2 Asylwerber frei: Oberster Gerichtshof jetzt am Zug

Die Staatsanwaltschaft legte gegen den Freispruch von 2 Flüchtlingen Nichtigkeitsbeschwerde ein. Doch was heißt das und wie geht es weiter?
Großes Unverständnis in den sozialen Medien und auf „Heute.at" nach dem Freispruch für zwei Asylwerber am Dienstag in St. Pölten, 88 % der Leser (Stand bei 3.000 Teilnehmer) hielten das Urteil für völlig falsch, 6 % für eher falsch.

OGH am Zug

„Für die 15-Jährige ist das ein Drama. Sie und die Mutter haben nach dem Urteil nur geweint", so Opfer-Verteidiger Ewald Stadler. Seine Hoffnung liegt jetzt beim Obersten Gerichtshof. Denn nach der Nichtigkeitsbeschwerde der Staatsanwältin, entscheidet in den nächsten Monaten ein Richtersenat am Obersten Gerichtshof, ob die Freisprüche im Sinne der freien Beweiswürdigung in Ordnung gehen oder nicht.

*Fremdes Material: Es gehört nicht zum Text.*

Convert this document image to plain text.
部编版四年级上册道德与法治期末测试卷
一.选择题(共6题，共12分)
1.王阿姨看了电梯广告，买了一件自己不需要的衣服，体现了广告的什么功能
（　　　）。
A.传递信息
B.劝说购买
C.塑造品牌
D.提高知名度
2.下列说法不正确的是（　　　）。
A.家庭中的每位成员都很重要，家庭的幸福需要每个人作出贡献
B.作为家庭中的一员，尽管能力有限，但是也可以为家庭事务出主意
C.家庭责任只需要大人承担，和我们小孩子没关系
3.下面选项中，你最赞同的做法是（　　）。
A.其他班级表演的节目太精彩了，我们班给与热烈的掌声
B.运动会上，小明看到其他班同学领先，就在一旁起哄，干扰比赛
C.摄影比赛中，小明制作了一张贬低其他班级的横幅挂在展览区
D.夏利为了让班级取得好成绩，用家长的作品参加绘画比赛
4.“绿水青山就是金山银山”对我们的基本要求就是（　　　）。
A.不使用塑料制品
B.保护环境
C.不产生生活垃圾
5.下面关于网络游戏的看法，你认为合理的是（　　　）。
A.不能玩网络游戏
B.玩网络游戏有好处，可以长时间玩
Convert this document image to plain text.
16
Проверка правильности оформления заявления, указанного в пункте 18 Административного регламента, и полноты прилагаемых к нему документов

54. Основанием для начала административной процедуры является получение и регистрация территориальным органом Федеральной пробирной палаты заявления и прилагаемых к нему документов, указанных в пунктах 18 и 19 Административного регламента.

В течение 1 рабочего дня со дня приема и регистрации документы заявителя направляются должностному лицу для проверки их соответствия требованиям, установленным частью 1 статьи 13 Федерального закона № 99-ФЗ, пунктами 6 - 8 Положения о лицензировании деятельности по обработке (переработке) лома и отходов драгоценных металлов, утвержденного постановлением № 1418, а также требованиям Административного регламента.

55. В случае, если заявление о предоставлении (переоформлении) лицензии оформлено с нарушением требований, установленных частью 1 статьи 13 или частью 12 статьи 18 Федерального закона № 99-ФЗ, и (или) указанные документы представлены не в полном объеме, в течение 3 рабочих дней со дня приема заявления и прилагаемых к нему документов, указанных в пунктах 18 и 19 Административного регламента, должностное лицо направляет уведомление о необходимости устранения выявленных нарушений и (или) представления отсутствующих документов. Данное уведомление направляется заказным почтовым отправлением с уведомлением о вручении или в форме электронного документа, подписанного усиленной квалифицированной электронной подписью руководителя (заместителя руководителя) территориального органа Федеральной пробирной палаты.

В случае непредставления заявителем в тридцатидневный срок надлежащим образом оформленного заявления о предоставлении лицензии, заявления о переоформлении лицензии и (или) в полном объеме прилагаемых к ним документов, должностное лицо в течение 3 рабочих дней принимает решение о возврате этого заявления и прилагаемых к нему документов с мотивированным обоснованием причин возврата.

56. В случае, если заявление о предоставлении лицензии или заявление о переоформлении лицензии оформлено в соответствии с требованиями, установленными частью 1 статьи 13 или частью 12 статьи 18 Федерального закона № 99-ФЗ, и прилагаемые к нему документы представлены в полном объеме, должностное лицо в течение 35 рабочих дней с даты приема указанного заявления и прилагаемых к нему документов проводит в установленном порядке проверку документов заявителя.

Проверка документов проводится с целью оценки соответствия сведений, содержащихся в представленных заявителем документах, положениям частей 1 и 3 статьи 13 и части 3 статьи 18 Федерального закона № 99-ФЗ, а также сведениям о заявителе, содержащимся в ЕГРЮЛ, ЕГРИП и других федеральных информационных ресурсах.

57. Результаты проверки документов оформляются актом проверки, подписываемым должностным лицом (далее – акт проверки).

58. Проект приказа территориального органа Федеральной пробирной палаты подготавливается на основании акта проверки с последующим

Kippt der OGH das Urteil, heißt das: Zurück zum Start unter einem neuen Schöffensenat in St. Pölten. „Ob dann die beiden Flüchtlinge (ein Asylwerber, ein subsidär Schutzberechtigter) überhaupt noch im Land sind, bezweifle ich. Wogmöglich nehmen sie auch neue Identitäten an. Dennoch wäre ein Schuldspruch, auch in Abwesenheit des Duos, wichtig für die Ansprüche des Mädchens. Denn sonst bleibt die Familie auf den Therapiekosten sitzen", so Ewald Stadler.

FP-Landesrat Gottfried Waldhäusl sprach gar von einem Skandalurteil: „Zuerst das Kippen der Mindestsicherungslösung in NÖ, jetzt dieses Urteil. Es sieht so aus, als wären unsere Landsleute vor der Justiz benachtteiligt gegenüber Zuwanderern." ("Heute" berichtete) (Lie)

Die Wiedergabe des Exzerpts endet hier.